Zhang Yu, Song Giltae, Hsu Chih-Hao, Miller Webb
Department of Statistics, 326 Thomas Building, Penn State University, University Park, PA 16802, USA.
Pac Symp Biocomput. 2009:162-73.
Genomic intervals that contain a cluster of similar genes are of extreme biological interest, but difficult to sequence and analyze. One goal for interspecies comparisons of such intervals is to reconstruct a parsimonious series of duplications, deletions, and speciation events (a putative evolutionary history) that could have created the contemporary clusters from their last common ancestor. We describe a new method for reconstructing such an evolutionary scenario for a given set of intervals from present-day genomes, based on the statistical technique of Sequential Importance Sampling. An implementation of the method is evaluated using (1) artificial datasets generated by simulating the operations of duplication, deletion, and speciation starting with featureless "ancestral" sequences, and (2) by comparing the inferred evolutionary history of the amino-acid sequences for the CYP2 gene family from human chromosome 19, chimpanzee, orangutan, rhesus macaque, and dog, as computed by a standard phylogenetic-tree reconstruction method.

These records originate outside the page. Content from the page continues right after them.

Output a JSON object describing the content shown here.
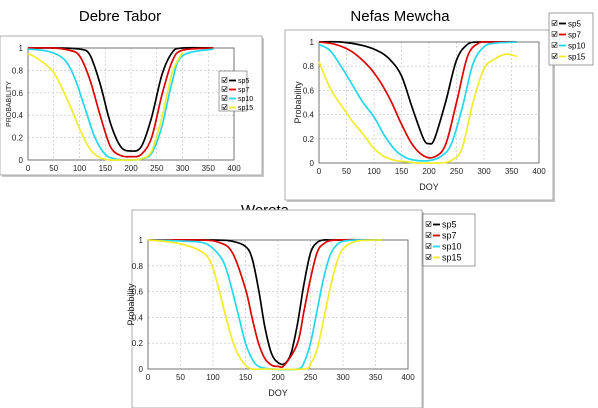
{
  "chart_data": [
    {
      "type": "line",
      "title": "Debre Tabor",
      "xlabel": "",
      "ylabel": "PROBABILITY",
      "xlim": [
        0,
        400
      ],
      "ylim": [
        0,
        1
      ],
      "xticks": [
        "0",
        "50",
        "100",
        "150",
        "200",
        "250",
        "300",
        "350",
        "400"
      ],
      "yticks": [
        "0",
        "0.2",
        "0.4",
        "0.6",
        "0.8",
        "1"
      ],
      "grid": true,
      "legend_position": "right",
      "series": [
        {
          "name": "sp5",
          "color": "#000000",
          "x": [
            0,
            60,
            100,
            120,
            140,
            160,
            180,
            200,
            220,
            240,
            260,
            280,
            300,
            360
          ],
          "y": [
            1,
            1,
            0.99,
            0.94,
            0.68,
            0.33,
            0.12,
            0.08,
            0.12,
            0.38,
            0.76,
            0.96,
            1,
            1
          ]
        },
        {
          "name": "sp7",
          "color": "#dd0000",
          "x": [
            0,
            50,
            80,
            100,
            120,
            140,
            160,
            180,
            200,
            220,
            240,
            260,
            280,
            300,
            360
          ],
          "y": [
            1,
            1,
            0.98,
            0.93,
            0.72,
            0.4,
            0.12,
            0.04,
            0.03,
            0.05,
            0.2,
            0.58,
            0.88,
            0.98,
            1
          ]
        },
        {
          "name": "sp10",
          "color": "#22d8ee",
          "x": [
            0,
            40,
            70,
            90,
            110,
            130,
            150,
            170,
            200,
            220,
            240,
            260,
            280,
            300,
            360
          ],
          "y": [
            0.99,
            0.97,
            0.9,
            0.74,
            0.47,
            0.2,
            0.05,
            0.01,
            0,
            0.01,
            0.06,
            0.3,
            0.7,
            0.93,
            0.99
          ]
        },
        {
          "name": "sp15",
          "color": "#f2ec2a",
          "x": [
            0,
            20,
            50,
            80,
            100,
            120,
            140,
            160,
            180,
            200,
            220,
            240,
            260,
            280,
            300
          ],
          "y": [
            0.95,
            0.9,
            0.78,
            0.5,
            0.28,
            0.1,
            0.02,
            0,
            0,
            0,
            0.01,
            0.08,
            0.38,
            0.78,
            0.96
          ]
        }
      ]
    },
    {
      "type": "line",
      "title": "Nefas Mewcha",
      "xlabel": "DOY",
      "ylabel": "Probability",
      "xlim": [
        0,
        400
      ],
      "ylim": [
        0,
        1
      ],
      "xticks": [
        "0",
        "50",
        "100",
        "150",
        "200",
        "250",
        "300",
        "350",
        "400"
      ],
      "yticks": [
        "0",
        "0.2",
        "0.4",
        "0.6",
        "0.8",
        "1"
      ],
      "grid": true,
      "legend_position": "top-right",
      "series": [
        {
          "name": "sp5",
          "color": "#000000",
          "x": [
            0,
            40,
            80,
            110,
            130,
            150,
            170,
            190,
            200,
            210,
            230,
            250,
            270,
            290,
            310,
            360
          ],
          "y": [
            1,
            1,
            0.97,
            0.92,
            0.85,
            0.72,
            0.45,
            0.2,
            0.16,
            0.2,
            0.5,
            0.85,
            0.98,
            1,
            1,
            1
          ]
        },
        {
          "name": "sp7",
          "color": "#dd0000",
          "x": [
            0,
            30,
            60,
            90,
            110,
            130,
            150,
            170,
            190,
            210,
            230,
            250,
            270,
            290,
            310,
            360
          ],
          "y": [
            1,
            0.98,
            0.92,
            0.8,
            0.68,
            0.52,
            0.32,
            0.15,
            0.06,
            0.05,
            0.15,
            0.5,
            0.88,
            0.99,
            1,
            1
          ]
        },
        {
          "name": "sp10",
          "color": "#22d8ee",
          "x": [
            0,
            20,
            40,
            60,
            80,
            100,
            120,
            140,
            160,
            180,
            200,
            220,
            240,
            260,
            280,
            300,
            320,
            360
          ],
          "y": [
            0.98,
            0.93,
            0.8,
            0.65,
            0.5,
            0.38,
            0.22,
            0.1,
            0.04,
            0.02,
            0.02,
            0.05,
            0.15,
            0.45,
            0.82,
            0.96,
            0.99,
            1
          ]
        },
        {
          "name": "sp15",
          "color": "#f2ec2a",
          "x": [
            0,
            20,
            40,
            60,
            80,
            100,
            120,
            140,
            160,
            180,
            200,
            220,
            240,
            260,
            280,
            300,
            320,
            340,
            360
          ],
          "y": [
            0.84,
            0.62,
            0.48,
            0.35,
            0.24,
            0.12,
            0.05,
            0.02,
            0.01,
            0,
            0,
            0,
            0.02,
            0.12,
            0.5,
            0.78,
            0.86,
            0.9,
            0.88
          ]
        }
      ]
    },
    {
      "type": "line",
      "title": "Wereta",
      "xlabel": "DOY",
      "ylabel": "Probability",
      "xlim": [
        0,
        400
      ],
      "ylim": [
        0,
        1
      ],
      "xticks": [
        "0",
        "50",
        "100",
        "150",
        "200",
        "250",
        "300",
        "350",
        "400"
      ],
      "yticks": [
        "0",
        "0.2",
        "0.4",
        "0.6",
        "0.8",
        "1"
      ],
      "grid": true,
      "legend_position": "right",
      "series": [
        {
          "name": "sp5",
          "color": "#000000",
          "x": [
            0,
            100,
            130,
            150,
            160,
            170,
            180,
            190,
            200,
            210,
            220,
            230,
            240,
            250,
            260,
            270,
            280,
            300,
            360
          ],
          "y": [
            1,
            1,
            0.99,
            0.95,
            0.86,
            0.62,
            0.32,
            0.12,
            0.05,
            0.04,
            0.12,
            0.35,
            0.66,
            0.9,
            0.98,
            1,
            1,
            1,
            1
          ]
        },
        {
          "name": "sp7",
          "color": "#dd0000",
          "x": [
            0,
            80,
            110,
            130,
            150,
            160,
            170,
            180,
            190,
            200,
            210,
            230,
            240,
            250,
            260,
            270,
            290,
            360
          ],
          "y": [
            1,
            1,
            0.98,
            0.9,
            0.62,
            0.4,
            0.2,
            0.08,
            0.03,
            0.02,
            0.03,
            0.2,
            0.45,
            0.7,
            0.9,
            0.97,
            1,
            1
          ]
        },
        {
          "name": "sp10",
          "color": "#22d8ee",
          "x": [
            0,
            60,
            90,
            110,
            120,
            130,
            140,
            150,
            160,
            170,
            190,
            230,
            240,
            250,
            260,
            270,
            280,
            290,
            300,
            320,
            360
          ],
          "y": [
            1,
            0.99,
            0.97,
            0.88,
            0.78,
            0.6,
            0.4,
            0.2,
            0.08,
            0.02,
            0,
            0,
            0.05,
            0.2,
            0.45,
            0.7,
            0.88,
            0.96,
            0.99,
            1,
            1
          ]
        },
        {
          "name": "sp15",
          "color": "#f2ec2a",
          "x": [
            0,
            40,
            70,
            90,
            100,
            110,
            120,
            130,
            140,
            150,
            160,
            180,
            240,
            250,
            260,
            270,
            280,
            290,
            300,
            320,
            360
          ],
          "y": [
            1,
            0.98,
            0.94,
            0.88,
            0.78,
            0.6,
            0.4,
            0.22,
            0.1,
            0.03,
            0,
            0,
            0,
            0.04,
            0.15,
            0.38,
            0.62,
            0.82,
            0.93,
            0.99,
            1
          ]
        }
      ]
    }
  ]
}
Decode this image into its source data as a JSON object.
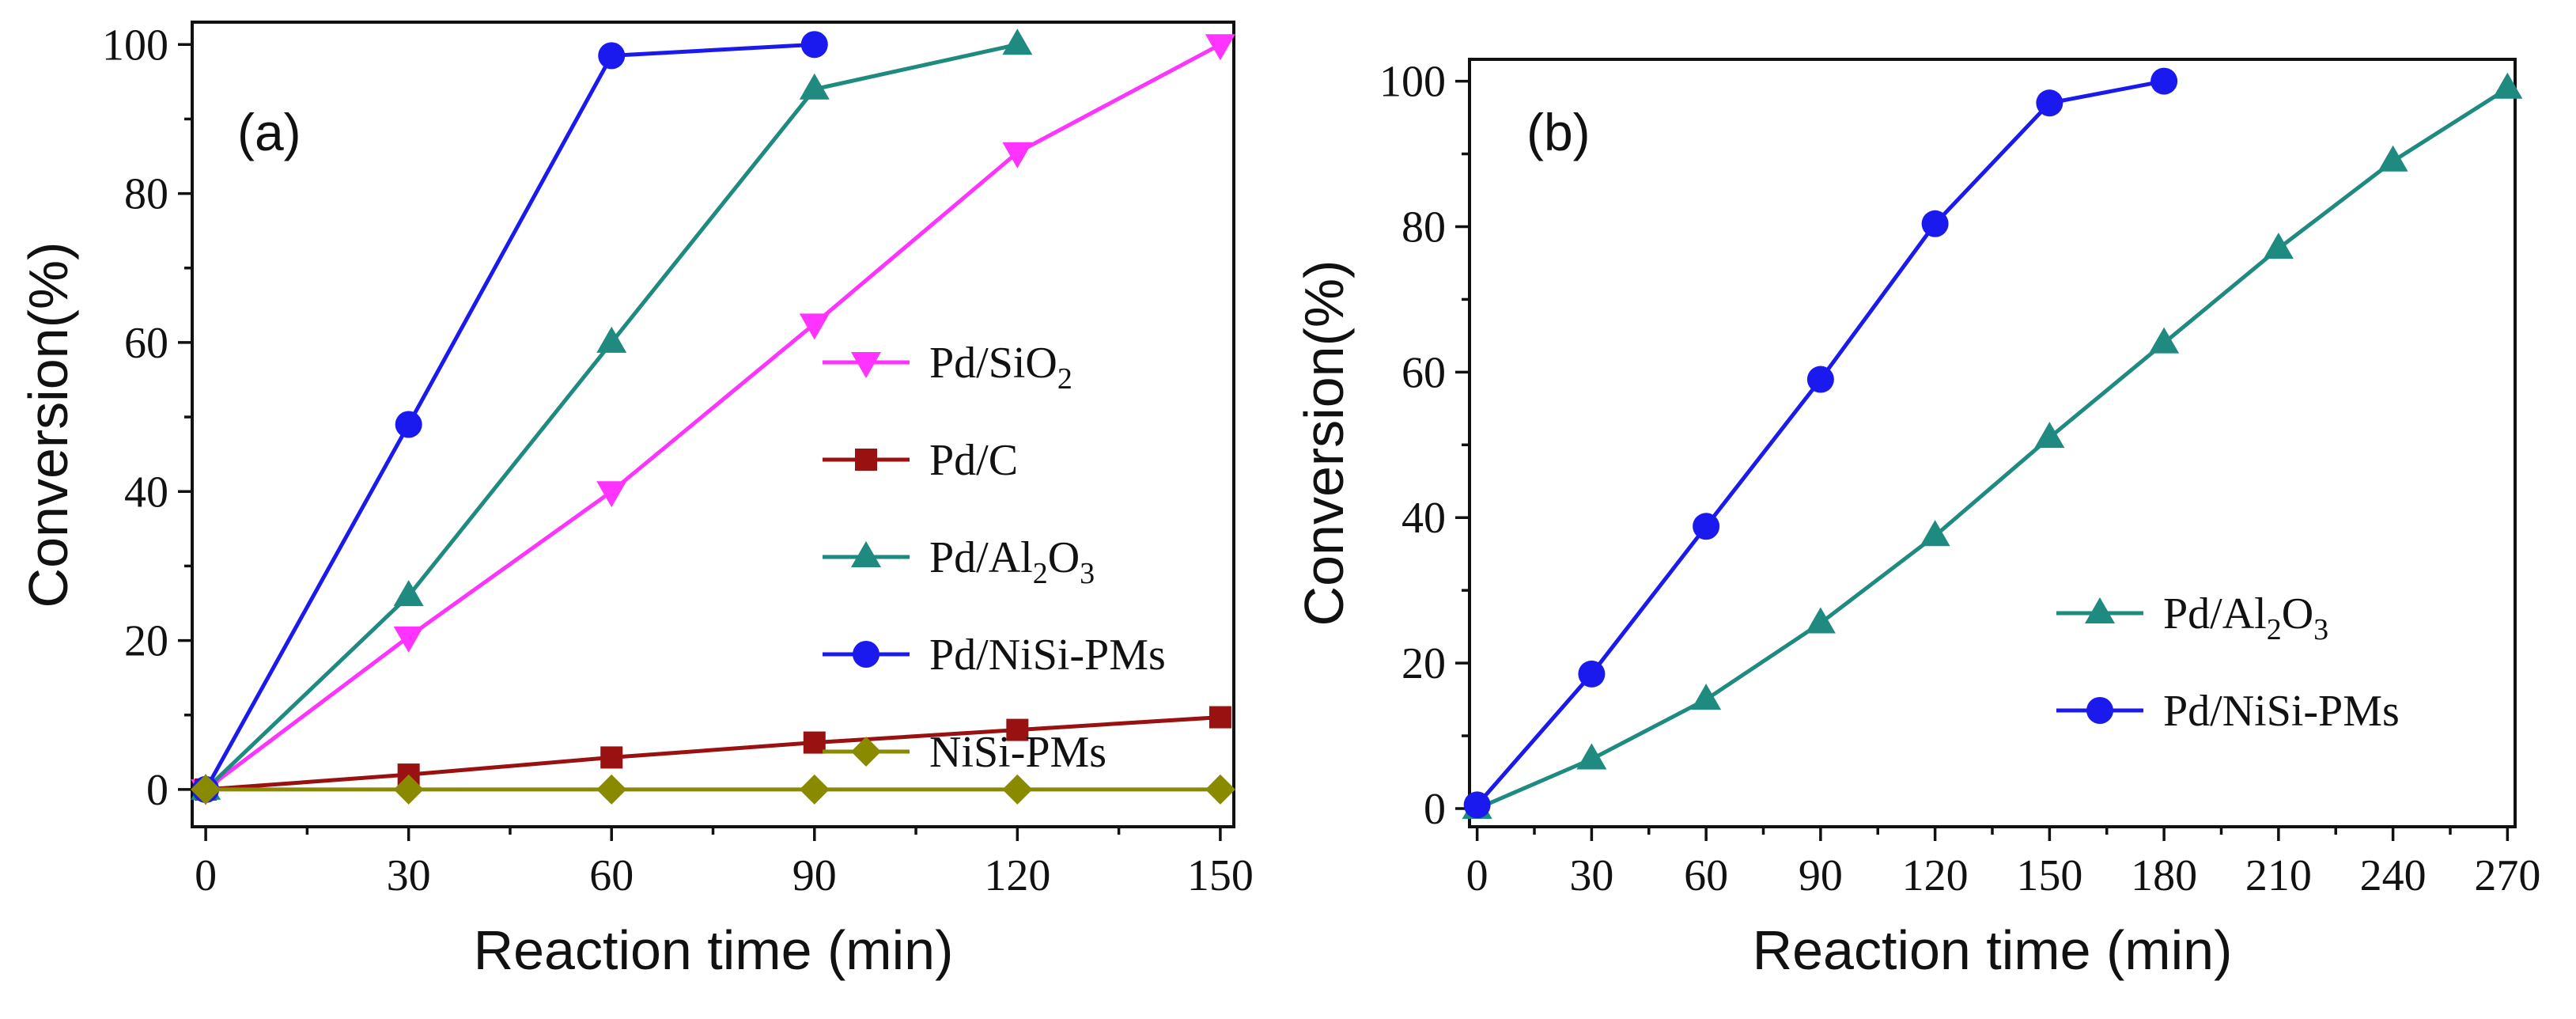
{
  "chart_data": [
    {
      "type": "line",
      "panel_label": "(a)",
      "xlabel": "Reaction time (min)",
      "ylabel": "Conversion(%)",
      "xlim": [
        -2,
        152
      ],
      "ylim": [
        -5,
        103
      ],
      "xticks": [
        0,
        30,
        60,
        90,
        120,
        150
      ],
      "yticks": [
        0,
        20,
        40,
        60,
        80,
        100
      ],
      "x_minor_step": 15,
      "y_minor_step": 10,
      "legend_position": "center-right",
      "series": [
        {
          "name": "Pd/SiO2",
          "label_main": "Pd/SiO",
          "label_sub": "2",
          "label_tail": "",
          "color": "#ff33ff",
          "marker": "triangle-down",
          "x": [
            0,
            30,
            60,
            90,
            120,
            150
          ],
          "values": [
            0,
            20.5,
            40,
            62.5,
            85.5,
            100
          ]
        },
        {
          "name": "Pd/C",
          "label_main": "Pd/C",
          "label_sub": "",
          "label_tail": "",
          "color": "#991111",
          "marker": "square",
          "x": [
            0,
            30,
            60,
            90,
            120,
            150
          ],
          "values": [
            0,
            2,
            4.3,
            6.3,
            8,
            9.7
          ]
        },
        {
          "name": "Pd/Al2O3",
          "label_main": "Pd/Al",
          "label_sub": "2",
          "label_tail": "O",
          "label_sub2": "3",
          "color": "#1e8a80",
          "marker": "triangle-up",
          "x": [
            0,
            30,
            60,
            90,
            120
          ],
          "values": [
            0,
            26,
            60,
            94,
            100
          ]
        },
        {
          "name": "Pd/NiSi-PMs",
          "label_main": "Pd/NiSi-PMs",
          "label_sub": "",
          "label_tail": "",
          "color": "#1a1aee",
          "marker": "circle",
          "x": [
            0,
            30,
            60,
            90
          ],
          "values": [
            0,
            49,
            98.5,
            100
          ]
        },
        {
          "name": "NiSi-PMs",
          "label_main": "NiSi-PMs",
          "label_sub": "",
          "label_tail": "",
          "color": "#8a8a00",
          "marker": "diamond",
          "x": [
            0,
            30,
            60,
            90,
            120,
            150
          ],
          "values": [
            0,
            0,
            0,
            0,
            0,
            0
          ]
        }
      ]
    },
    {
      "type": "line",
      "panel_label": "(b)",
      "xlabel": "Reaction time (min)",
      "ylabel": "Conversion(%)",
      "xlim": [
        -2,
        272
      ],
      "ylim": [
        -2.5,
        103
      ],
      "xticks": [
        0,
        30,
        60,
        90,
        120,
        150,
        180,
        210,
        240,
        270
      ],
      "yticks": [
        0,
        20,
        40,
        60,
        80,
        100
      ],
      "x_minor_step": 15,
      "y_minor_step": 10,
      "legend_position": "lower-right",
      "series": [
        {
          "name": "Pd/Al2O3",
          "label_main": "Pd/Al",
          "label_sub": "2",
          "label_tail": "O",
          "label_sub2": "3",
          "color": "#1e8a80",
          "marker": "triangle-up",
          "x": [
            0,
            30,
            60,
            90,
            120,
            150,
            180,
            210,
            240,
            270
          ],
          "values": [
            0,
            6.8,
            15,
            25.5,
            37.5,
            51,
            64,
            77,
            89,
            99
          ]
        },
        {
          "name": "Pd/NiSi-PMs",
          "label_main": "Pd/NiSi-PMs",
          "label_sub": "",
          "label_tail": "",
          "color": "#1a1aee",
          "marker": "circle",
          "x": [
            0,
            30,
            60,
            90,
            120,
            150,
            180
          ],
          "values": [
            0.5,
            18.5,
            38.8,
            59,
            80.4,
            97,
            100
          ]
        }
      ]
    }
  ]
}
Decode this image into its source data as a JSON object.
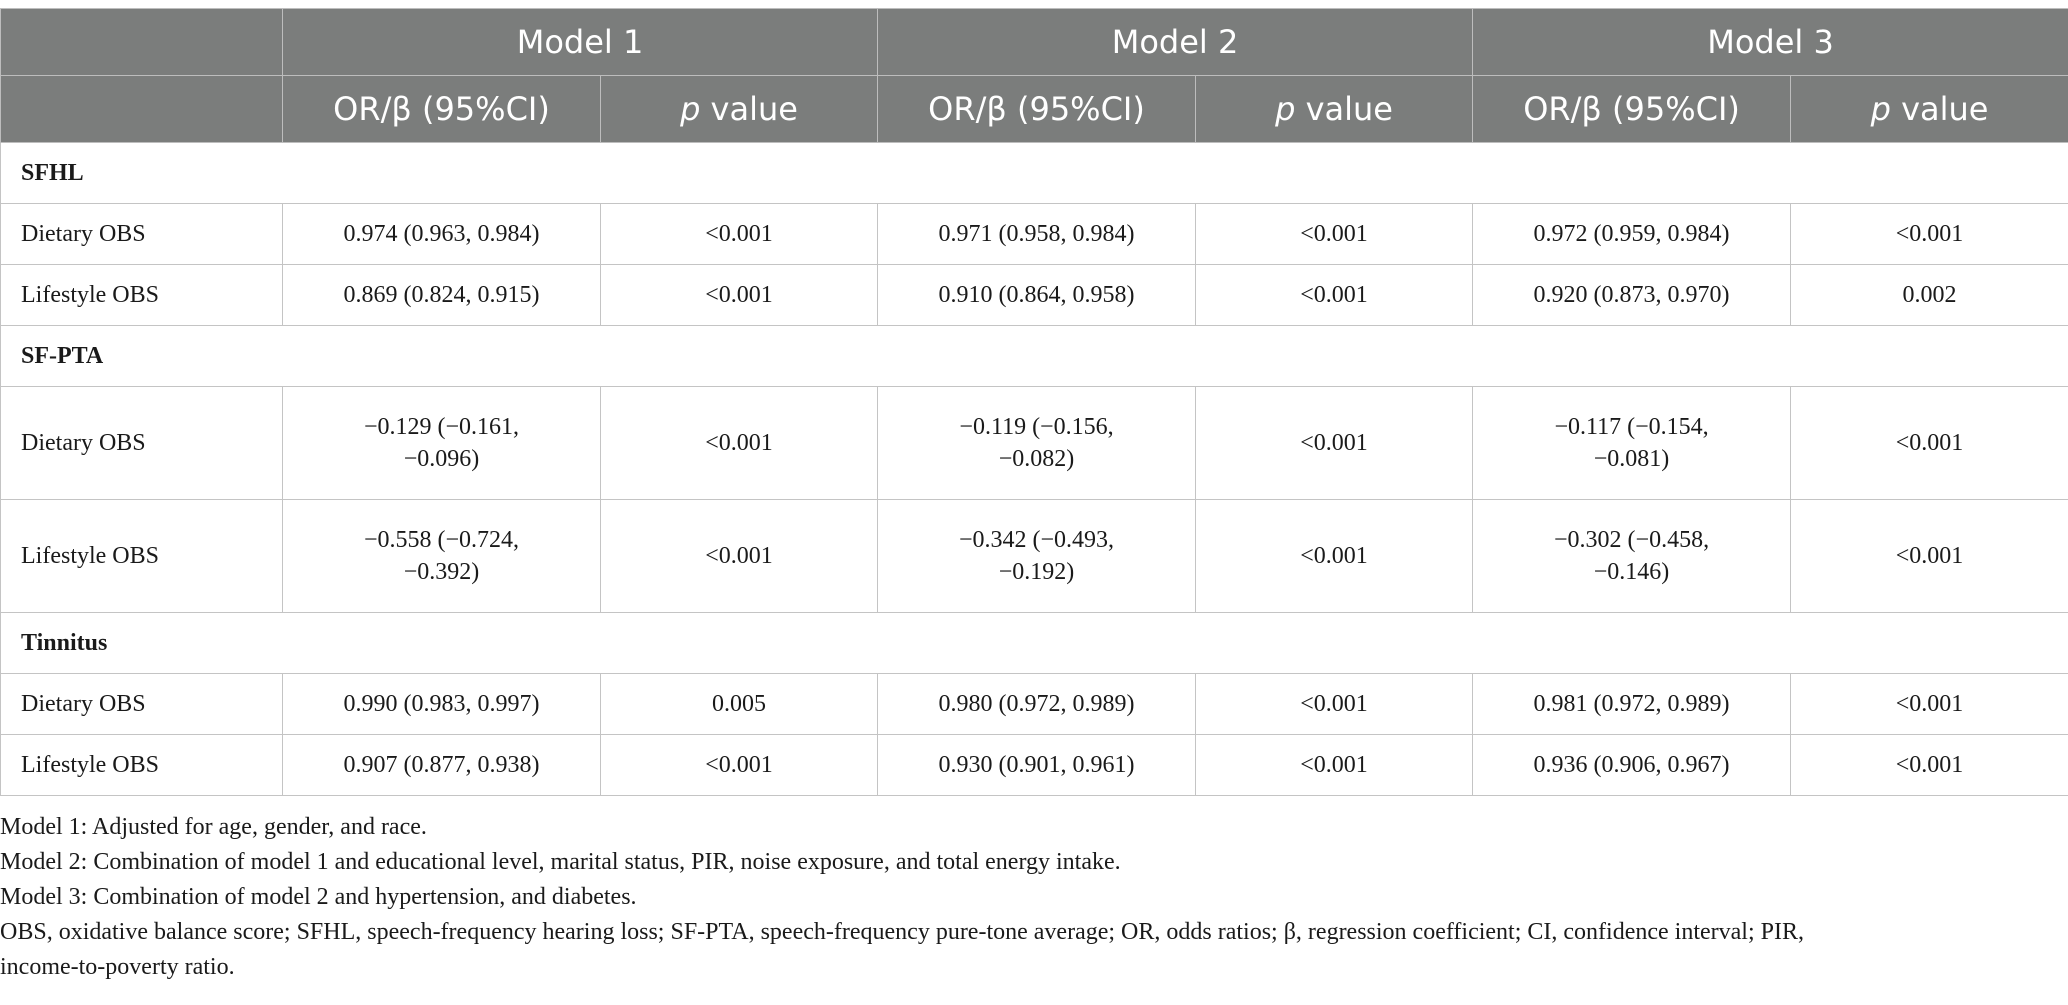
{
  "header": {
    "models": [
      "Model 1",
      "Model 2",
      "Model 3"
    ],
    "col_estimate": "OR/β (95%CI)",
    "col_p_prefix": "p",
    "col_p_suffix": " value"
  },
  "sections": [
    {
      "title": "SFHL",
      "rows": [
        {
          "label": "Dietary OBS",
          "m1_est": "0.974 (0.963, 0.984)",
          "m1_p": "<0.001",
          "m2_est": "0.971 (0.958, 0.984)",
          "m2_p": "<0.001",
          "m3_est": "0.972 (0.959, 0.984)",
          "m3_p": "<0.001"
        },
        {
          "label": "Lifestyle OBS",
          "m1_est": "0.869 (0.824, 0.915)",
          "m1_p": "<0.001",
          "m2_est": "0.910 (0.864, 0.958)",
          "m2_p": "<0.001",
          "m3_est": "0.920 (0.873, 0.970)",
          "m3_p": "0.002"
        }
      ]
    },
    {
      "title": "SF-PTA",
      "rows": [
        {
          "label": "Dietary OBS",
          "m1_est_a": "−0.129 (−0.161,",
          "m1_est_b": "−0.096)",
          "m1_p": "<0.001",
          "m2_est_a": "−0.119 (−0.156,",
          "m2_est_b": "−0.082)",
          "m2_p": "<0.001",
          "m3_est_a": "−0.117 (−0.154,",
          "m3_est_b": "−0.081)",
          "m3_p": "<0.001"
        },
        {
          "label": "Lifestyle OBS",
          "m1_est_a": "−0.558 (−0.724,",
          "m1_est_b": "−0.392)",
          "m1_p": "<0.001",
          "m2_est_a": "−0.342 (−0.493,",
          "m2_est_b": "−0.192)",
          "m2_p": "<0.001",
          "m3_est_a": "−0.302 (−0.458,",
          "m3_est_b": "−0.146)",
          "m3_p": "<0.001"
        }
      ]
    },
    {
      "title": "Tinnitus",
      "rows": [
        {
          "label": "Dietary OBS",
          "m1_est": "0.990 (0.983, 0.997)",
          "m1_p": "0.005",
          "m2_est": "0.980 (0.972, 0.989)",
          "m2_p": "<0.001",
          "m3_est": "0.981 (0.972, 0.989)",
          "m3_p": "<0.001"
        },
        {
          "label": "Lifestyle OBS",
          "m1_est": "0.907 (0.877, 0.938)",
          "m1_p": "<0.001",
          "m2_est": "0.930 (0.901, 0.961)",
          "m2_p": "<0.001",
          "m3_est": "0.936 (0.906, 0.967)",
          "m3_p": "<0.001"
        }
      ]
    }
  ],
  "notes": [
    "Model 1: Adjusted for age, gender, and race.",
    "Model 2: Combination of model 1 and educational level, marital status, PIR, noise exposure, and total energy intake.",
    "Model 3: Combination of model 2 and hypertension, and diabetes.",
    "OBS, oxidative balance score; SFHL, speech-frequency hearing loss; SF-PTA, speech-frequency pure-tone average; OR, odds ratios; β, regression coefficient; CI, confidence interval; PIR,",
    "income-to-poverty ratio."
  ]
}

包含一组相似基因的基因组区间具有极高的生物学研究价值,但测序和分析难度较大。对此类区间进行种间比较的一个目标是重建一系列简约的复制、缺失和物种形成事件(一种假定的进化史),这些事件可能从它们的最后一个共同祖先产生了当代的基因簇。我们描述了一种基于顺序重要性抽样统计技术,为来自现代基因组的给定区间集重建这种进化场景的新方法。该方法的一个实现通过以下方式进行评估:(1)使用从无特征的“祖先”序列开始模拟复制、缺失和物种形成操作生成的人工数据集,以及(2)通过比较由标准系统发育树重建方法计算得出的人类19号染色体、黑猩猩、猩猩、恒河猴和狗的CYP2基因家族氨基酸序列的推断进化史。